In this case, libertarian economists tend to want to maximize three things which are, in the experience of normal people, at odds in reality. One is to maximize land use liberty with a minimal amount of regulation over real property. The next is the civil liberties of individuals – their privacy, bargaining position, etc. – vs. The law enforcement and criminal justice system, at least as typically understood in our current constitutional jurisprudential regime. And the last is aggregate social welfare, which means that people get to live in communities with characteristics aligned with their preferences, which includes things like safety and security and the tax burden of ensuring those things.

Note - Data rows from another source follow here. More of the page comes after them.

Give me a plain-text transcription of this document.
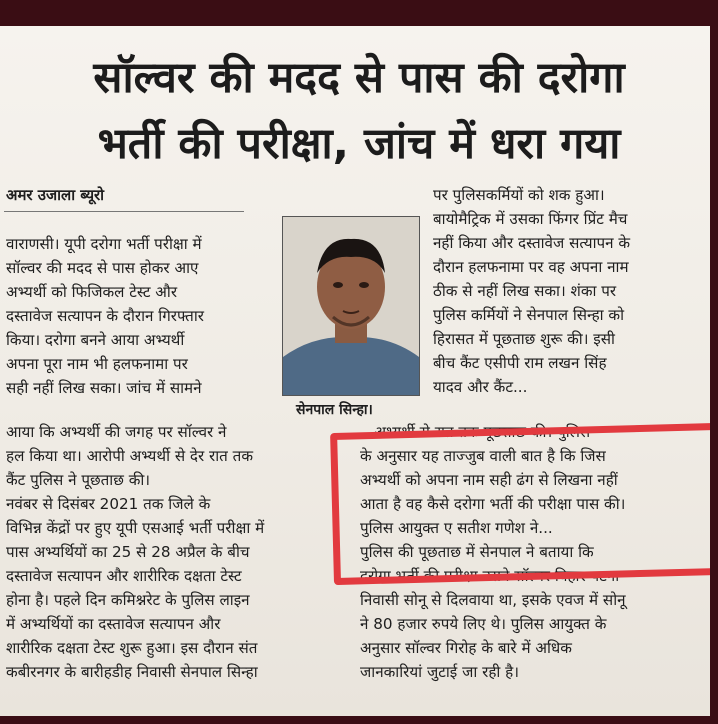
सॉल्वर की मदद से पास की दरोगा
भर्ती की परीक्षा, जांच में धरा गया
अमर उजाला ब्यूरो

वाराणसी। यूपी दरोगा भर्ती परीक्षा में

सॉल्वर की मदद से पास होकर आए

अभ्यर्थी को फिजिकल टेस्ट और

दस्तावेज सत्यापन के दौरान गिरफ्तार

किया। दरोगा बनने आया अभ्यर्थी

अपना पूरा नाम भी हलफनामा पर

सही नहीं लिख सका। जांच में सामने

सेनपाल सिन्हा।

पर पुलिसकर्मियों को शक हुआ।

बायोमैट्रिक में उसका फिंगर प्रिंट मैच

नहीं किया और दस्तावेज सत्यापन के

दौरान हलफनामा पर वह अपना नाम

ठीक से नहीं लिख सका। शंका पर

पुलिस कर्मियों ने सेनपाल सिन्हा को

हिरासत में पूछताछ शुरू की। इसी

बीच कैंट एसीपी राम लखन सिंह

यादव और कैंट...

आया कि अभ्यर्थी की जगह पर सॉल्वर ने

हल किया था। आरोपी अभ्यर्थी से देर रात तक

कैंट पुलिस ने पूछताछ की।

नवंबर से दिसंबर 2021 तक जिले के

विभिन्न केंद्रों पर हुए यूपी एसआई भर्ती परीक्षा में

पास अभ्यर्थियों का 25 से 28 अप्रैल के बीच

दस्तावेज सत्यापन और शारीरिक दक्षता टेस्ट

होना है। पहले दिन कमिश्नरेट के पुलिस लाइन

में अभ्यर्थियों का दस्तावेज सत्यापन और

शारीरिक दक्षता टेस्ट शुरू हुआ। इस दौरान संत

कबीरनगर के बारीहडीह निवासी सेनपाल सिन्हा

...अभ्यर्थी से रात तक पूछताछ की। पुलिस

के अनुसार यह ताज्जुब वाली बात है कि जिस

अभ्यर्थी को अपना नाम सही ढंग से लिखना नहीं

आता है वह कैसे दरोगा भर्ती की परीक्षा पास की।

पुलिस आयुक्त ए सतीश गणेश ने...

पुलिस की पूछताछ में सेनपाल ने बताया कि

दरोगा भर्ती की परीक्षा उसने सॉल्वर बिहार पटना

निवासी सोनू से दिलवाया था, इसके एवज में सोनू

ने 80 हजार रुपये लिए थे। पुलिस आयुक्त के

अनुसार सॉल्वर गिरोह के बारे में अधिक

जानकारियां जुटाई जा रही है।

And my view is that all of those things are obviously good, but, alas, given our present social conforms, they can’t all be increased at the same time. And as a result, if one avenue of local regulatory change is blocked to a local community because of federal controls (in this case criminal procedure) then they are merely responding to incentives to try and use the other levers left available, even under hypocritical pretenses if need be, to optimize their local circumstances.
So it’s not very useful to try and call out local communities on one value, without being willing to acknowledge their complex human circumstances, define ones priorities, and signal a willingness to bargain and compromise on one goal to achieve another.
So, for example, libertarian economists could say, “We understand your problem, and in exchange for relaxing land use regulation, we will support the expansion of police powers and techniques that will help you control crime in an easier and cheaper fashion, even if that might degrade the current state of civil liberties or ‘social justice’, because, while we don’t like those changes, a freer market in real property and housing will more than compensate in an overall net increase in social welfare.”
Now, obviously our legal system makes academic support for changes in that direction practically impotent, and since everyone knows this, no one even bothers. But it does no one any good to fail to acknowledge the true origin of this local regulatory behavior as if it were merely a matter of public choice or political corruption or bad economic thinking.
Now, those things are certainly present and contributing factors in many locales, but the matter of the pressures generated by these trade offs is also floating around in the heads of many local decision makers who have direct experience dealing with the issue, and there is no mystery that they will tend to turn a deaf ear to those who fail to signal understanding of the issue and sympathy with their tough spot.